После того, как монах перестал говорить, Жильберт хранил молчание. Он казался жестоко подавленным известием, что лишён наследства; его руки неподвижно и слабо упирались на колени, выражая глубокое отчаяние. Он поднял голову очень медленно и уставил глаза на единственного друга, который ему остался в его одиночестве.
– Так я отщепенец, – сказал он, – изгнанный, нищий. ..
– Или монах, – внушал ему, улыбаясь прелат.
– Или искатель приключений, – возразил Жильберт, тоже улыбаясь, но с горечью.
– Большая часть наших предков поступали так, – сказал аббат, – и они собрали этим прекрасные доходы, например, Нормандию, Аквитанию, Гасконию… и Англию. Не дурное наследство для горсти пиратов, полученное в битве против всего света.
– Да, но эта горсть пиратов были нормандцами, – сказал Жильберт, как будто это одно должно объяснить победу над вселенной. – Но свет наполовину побеждён, – заключил он со вздохом.
– Ещё осталось довольно для тех, кто сражается, – ответил торжественно аббат. – Святая земля ещё даже и на половину не завоёвана и до тех пор, пока вся Палестина и Сирия будут христианскими королевствами под управлением христианского короля, есть ещё земли для попирания нормандской ногой и мяса для нормандской сабли.
Выражение лица Жильберта несколько изменилось, и в его глазах заблестел свет.
– «Святая Земля», Иерусалим!..
Эти слова медленно сошли с его губ, как бы вызывая какое-то сновидение.
– Но времена слишком стары; кто пожелает нынче проповедовать новый крестовый поход?
– Человек, слова которого – бич, сабля и корона… человек, который управляет светом.
– Кто же это? – спросил Жильберт.
– Один француз, – ответил аббат. – Бернард из Клэрво, самый великий человек, самый великий мыслитель, самый великий проповедник и самый великий святой в наше время.
– Я слышал о нем, – ответил Жильберт, с разочарованием больного, думавшего узнать что-нибудь новое. Затем он слабо улыбнулся.
– Если это творец чудес, то он найдёт во мне хорошего субъекта.

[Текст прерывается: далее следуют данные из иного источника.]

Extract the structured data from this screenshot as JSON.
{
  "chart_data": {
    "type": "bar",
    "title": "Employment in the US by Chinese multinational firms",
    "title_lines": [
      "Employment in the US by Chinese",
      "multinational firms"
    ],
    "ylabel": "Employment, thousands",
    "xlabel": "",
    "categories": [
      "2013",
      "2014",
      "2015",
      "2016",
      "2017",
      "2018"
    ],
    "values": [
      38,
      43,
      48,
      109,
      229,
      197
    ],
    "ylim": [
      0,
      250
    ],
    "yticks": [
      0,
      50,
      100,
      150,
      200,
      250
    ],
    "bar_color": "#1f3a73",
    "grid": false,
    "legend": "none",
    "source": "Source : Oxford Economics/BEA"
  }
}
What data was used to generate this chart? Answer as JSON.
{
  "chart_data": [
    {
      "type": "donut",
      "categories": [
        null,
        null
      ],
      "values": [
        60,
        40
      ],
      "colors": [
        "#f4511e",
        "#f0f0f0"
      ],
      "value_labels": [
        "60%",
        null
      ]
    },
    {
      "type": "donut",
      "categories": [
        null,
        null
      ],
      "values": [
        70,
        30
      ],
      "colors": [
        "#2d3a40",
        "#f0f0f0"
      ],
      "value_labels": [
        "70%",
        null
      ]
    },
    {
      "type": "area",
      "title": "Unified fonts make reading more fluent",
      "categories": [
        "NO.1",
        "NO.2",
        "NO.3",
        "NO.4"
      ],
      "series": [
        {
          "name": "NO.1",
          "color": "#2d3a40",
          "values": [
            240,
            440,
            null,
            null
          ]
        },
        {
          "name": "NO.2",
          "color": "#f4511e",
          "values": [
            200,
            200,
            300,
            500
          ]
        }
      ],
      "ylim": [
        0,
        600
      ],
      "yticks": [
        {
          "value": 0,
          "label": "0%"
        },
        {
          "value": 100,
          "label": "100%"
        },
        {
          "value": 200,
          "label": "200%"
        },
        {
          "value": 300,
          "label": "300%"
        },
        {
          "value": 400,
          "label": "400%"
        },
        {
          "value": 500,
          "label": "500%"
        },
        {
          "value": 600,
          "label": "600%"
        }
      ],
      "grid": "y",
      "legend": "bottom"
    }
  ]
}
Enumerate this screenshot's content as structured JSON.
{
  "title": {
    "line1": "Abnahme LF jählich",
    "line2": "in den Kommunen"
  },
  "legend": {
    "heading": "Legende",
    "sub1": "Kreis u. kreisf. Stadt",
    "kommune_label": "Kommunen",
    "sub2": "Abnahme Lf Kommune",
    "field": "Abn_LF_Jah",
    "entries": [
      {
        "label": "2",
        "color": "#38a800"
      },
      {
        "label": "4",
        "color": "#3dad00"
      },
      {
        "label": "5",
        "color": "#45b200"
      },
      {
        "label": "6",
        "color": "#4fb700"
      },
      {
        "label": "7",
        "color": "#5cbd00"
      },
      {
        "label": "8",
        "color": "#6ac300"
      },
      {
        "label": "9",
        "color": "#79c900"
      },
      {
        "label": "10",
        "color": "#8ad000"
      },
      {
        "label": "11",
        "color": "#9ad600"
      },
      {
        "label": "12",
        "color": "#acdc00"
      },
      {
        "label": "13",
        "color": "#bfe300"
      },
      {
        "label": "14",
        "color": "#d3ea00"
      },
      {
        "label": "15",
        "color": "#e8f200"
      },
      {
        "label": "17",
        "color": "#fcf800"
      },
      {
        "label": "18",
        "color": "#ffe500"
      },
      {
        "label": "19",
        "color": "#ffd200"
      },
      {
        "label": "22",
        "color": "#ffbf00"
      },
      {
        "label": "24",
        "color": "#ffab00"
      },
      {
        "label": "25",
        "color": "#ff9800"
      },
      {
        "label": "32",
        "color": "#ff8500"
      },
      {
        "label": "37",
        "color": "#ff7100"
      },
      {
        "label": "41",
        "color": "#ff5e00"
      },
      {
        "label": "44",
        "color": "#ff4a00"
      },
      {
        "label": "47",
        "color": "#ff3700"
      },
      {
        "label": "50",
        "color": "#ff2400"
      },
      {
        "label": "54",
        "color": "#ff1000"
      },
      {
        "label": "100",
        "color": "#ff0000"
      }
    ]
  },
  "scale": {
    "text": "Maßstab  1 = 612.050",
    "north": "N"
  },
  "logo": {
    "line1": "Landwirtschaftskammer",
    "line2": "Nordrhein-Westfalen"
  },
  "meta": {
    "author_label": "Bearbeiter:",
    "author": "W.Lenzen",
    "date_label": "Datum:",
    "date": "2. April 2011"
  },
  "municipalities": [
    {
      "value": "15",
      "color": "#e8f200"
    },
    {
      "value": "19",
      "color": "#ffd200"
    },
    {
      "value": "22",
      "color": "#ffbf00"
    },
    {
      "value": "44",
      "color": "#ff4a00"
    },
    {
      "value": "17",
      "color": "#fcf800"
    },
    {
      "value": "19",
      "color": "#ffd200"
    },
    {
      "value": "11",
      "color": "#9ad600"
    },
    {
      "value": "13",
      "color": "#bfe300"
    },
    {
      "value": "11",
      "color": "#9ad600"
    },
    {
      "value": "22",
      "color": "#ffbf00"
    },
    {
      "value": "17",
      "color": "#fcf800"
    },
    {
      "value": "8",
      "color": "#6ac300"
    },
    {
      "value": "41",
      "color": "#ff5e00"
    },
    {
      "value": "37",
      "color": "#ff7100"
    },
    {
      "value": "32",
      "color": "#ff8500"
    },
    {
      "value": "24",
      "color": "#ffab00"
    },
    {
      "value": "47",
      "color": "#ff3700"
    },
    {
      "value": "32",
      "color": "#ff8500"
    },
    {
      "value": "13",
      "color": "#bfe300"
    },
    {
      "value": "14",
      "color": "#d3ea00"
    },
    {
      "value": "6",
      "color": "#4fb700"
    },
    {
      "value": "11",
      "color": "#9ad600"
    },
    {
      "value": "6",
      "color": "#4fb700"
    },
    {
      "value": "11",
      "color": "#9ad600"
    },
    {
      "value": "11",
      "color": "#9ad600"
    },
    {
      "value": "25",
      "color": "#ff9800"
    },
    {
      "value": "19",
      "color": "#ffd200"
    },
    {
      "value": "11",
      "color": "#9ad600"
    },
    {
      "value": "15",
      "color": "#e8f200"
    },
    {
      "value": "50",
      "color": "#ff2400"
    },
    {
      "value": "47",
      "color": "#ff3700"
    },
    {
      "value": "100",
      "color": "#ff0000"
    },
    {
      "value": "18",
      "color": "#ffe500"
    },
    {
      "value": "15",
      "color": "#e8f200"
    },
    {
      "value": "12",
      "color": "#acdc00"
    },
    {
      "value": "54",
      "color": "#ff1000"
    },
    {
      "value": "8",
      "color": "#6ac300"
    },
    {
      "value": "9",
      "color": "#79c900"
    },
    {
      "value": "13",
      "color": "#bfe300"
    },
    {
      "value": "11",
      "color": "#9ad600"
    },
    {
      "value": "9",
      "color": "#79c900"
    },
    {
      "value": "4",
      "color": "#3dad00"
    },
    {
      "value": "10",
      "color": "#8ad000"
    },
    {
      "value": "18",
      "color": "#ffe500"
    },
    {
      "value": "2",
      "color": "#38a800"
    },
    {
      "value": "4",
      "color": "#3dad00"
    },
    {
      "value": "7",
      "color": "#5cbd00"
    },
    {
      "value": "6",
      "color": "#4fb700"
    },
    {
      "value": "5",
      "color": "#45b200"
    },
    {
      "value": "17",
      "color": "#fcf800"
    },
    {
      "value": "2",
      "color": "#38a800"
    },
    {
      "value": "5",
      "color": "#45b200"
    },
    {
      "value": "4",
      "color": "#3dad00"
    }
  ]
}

– У вас есть здесь дом и друзья, Жильберт Вард, – сказал аббат с суровым видом. – Оставайтесь, сколько хотите, и когда вы снова будете готовы к мирской борьбе, вы найдёте кольчугу, хорошую лошадь и кошелёк с золотом, чтобы снова начать вашу жизнь.
– Благодарю вас, – сказал Жильберт слабым тоном, но полным признательности. – Мне представляется, что жизнь моя не начинается, а напротив кончилась. В один час я потерял моё наследство, мой замок и мою мать. Этого достаточно, так как это все, и вместе с этим у меня похитили даже любовь.
– Любовь?..
Аббат казался удивлённым.
– Можно ли жениться на дочери мужа матери? – спросил с горечью и почти с презрением Жильберт.
– Нет, – отвечал аббат, – этот случай входит в запрещённые степени свойства.
Долго Жильберт оставался погруженным в горькое молчание. Тогда аббат, видя, что он очень устал, позвал монахов, которые приблизились, и проводили выздоравливающего в его комнату. Но когда он ушёл, ширингский аббат начал задумчиво шагать но галерее, до тех пор, пока в трапезной не ударил колокол к обеду, и он услышал глухие шаги двухсот проголодавшихся монахов, которые торопились к трапезе по лестницам и отдалённым коридорам.
V
На заре одного осеннего утра по песчаному берегу Дувра с сильным приливом, сотня полураздетых матросов тащили в море длинное, чёрное нормандское судно, катившееся по деревянным подпоркам через низкие прибои волн к далёкой серой зыби. Маленькое судно спускалось на волны кормой посредством брошенной цепи, прицепленной к его бокам наравне с ватерлинией. Длинный кабель, проходивший сквозь грубый, громадных размеров блок и примыкавший к кабестану, помещённому гораздо выше значка высокого прилива, отшвартованного крючком цепи к якорю, закопанному в песок до толстого деревянного штока.
Высокий старик с развевавшейся седой бородой и с цветом лица, похожим на солёную бычью кожу, спускал с барабана кабестана кабельтов, по мере того, как судно медленно скользило по подпоркам, хорошо смазанным салом. Время от времени оно произвольно останавливалось на короткий срок, отказываясь двигаться вперёд. Но двадцать дюжих матросов, погрузившись ногами наполовину в песок, заставляли усилиями и попеременными подпираниями качаться маленькое судно на киле и направляться с берега к воде, напирая в его обшивные доски своими широкими плечами и упираясь грубыми загорелыми руками в бедра, как множество атлантов поддерживающих миры.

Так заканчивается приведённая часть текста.